Tahun demi tahun, selalu ada kenaikan harga brand mewah. Dan para konsumen barang mewah pun mengharapkan tas favorit mereka akan naik harganya. Bersamaan dengan inflasi, biaya yang dikeluarkan untuk membuat barang-barang ini merangkak naik dan tercermin dalam harganya. Hal ini dilakukan bukan hanya untuk mempertahankan stok terbatas sehingga menjadi eksklusif, tetapi juga untuk mencapai tujuan bisnis dan mempertahankan profitabilitas. Intinya, merek mewah berfungsi seperti kebanyakan bisnis lainnya; pada akhirnya, uang harus dibuat sebagai imbalan untuk menyediakan barang dan jasa.
Teori ekonomi dasar menyatakan bahwa bisnis dapat menghasilkan uang dengan salah satu dari dua cara: melalui kuantitas atau harga. Selama pandemi ini rantai pasokan sangat terguncang sehingga bahan dasar tiba-tiba hampir tidak dapat diakses. Dengan penundaan global dalam pengiriman dan pengadaan, brand ternama dibiarkan berebut memproduksi barang untuk memenuhi permintaan pelanggan saat ini.
Brand seperti Chanel dan Louis Vuitton menerapkan kenaikan harga hingga 20% pada stok saat ini untuk mempertahankan margin dan target keuangan. Tanpa aliran bahan baku yang stabil, tidak mengherankan bahwa mereka terpaksa harus melakukan ini untuk menutupi kekurangan kuantitas.
Diana Nguyen, mantan investor yang berbasis di Singapura juga mengaitkan kenaikan harga dengan “penurunan perjalanan dan pariwisata ke luar negeri… [artinya] penjualan secara signifikan lebih rendah dibandingkan dengan 2019”

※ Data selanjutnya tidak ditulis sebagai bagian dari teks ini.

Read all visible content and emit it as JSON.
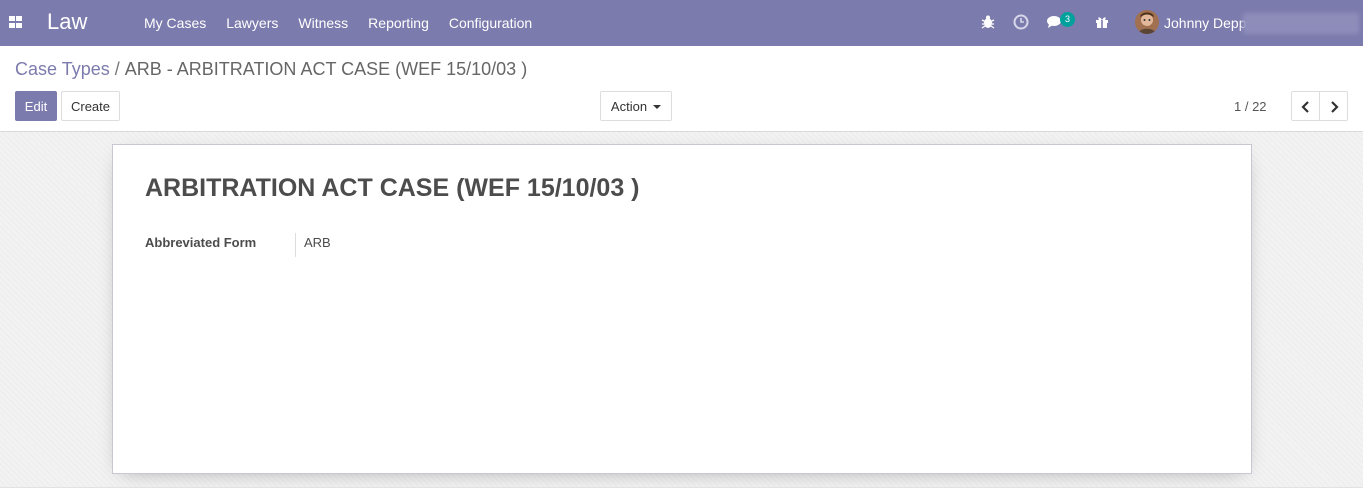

Eksklusivitas selalu menjadi nama permainan di pasar mewah, dan harga cenderung meningkat seiring dengan konsep kelangkaan. Produk-produk yang sulit didapatkan konsumen mendapatkan harga yang lebih tinggi di pasar.
Misalnya, bahan pokok Hermes klasik – Birkin. Semua orang tahu, Birkin adalah satu barang mewah yang paling dicari. Tas Birkin baru bisa didapat seharga $9,000 USD hingga lebih dari $400,000 USD. Di pasar penjualan kembali, harga ini melambung lebih jauh daripada butik lainnya.
Ketika sebuah tas menjadi langka, maka hal ini memberikan dorongan bagi brand untuk lebih meningkatkan harga. Mereka tidak hanya mempertahankan eksklusivitas. Tetapi gagasan tentang kelangkaan dan penetapan harga barang yang sesuai sebenarnya membantu mempertahankan status dan prestise brand tersebut. Strategi ini juga memiliki efek trickle-down pada pasar penjualan kembali. Rata-rata, harga jual kembali untuk Chanel klasik, Hermes, dan Louis Vuitton berada di kisaran harga yang sama seperti di butik dan sering kali meningkat nilainya.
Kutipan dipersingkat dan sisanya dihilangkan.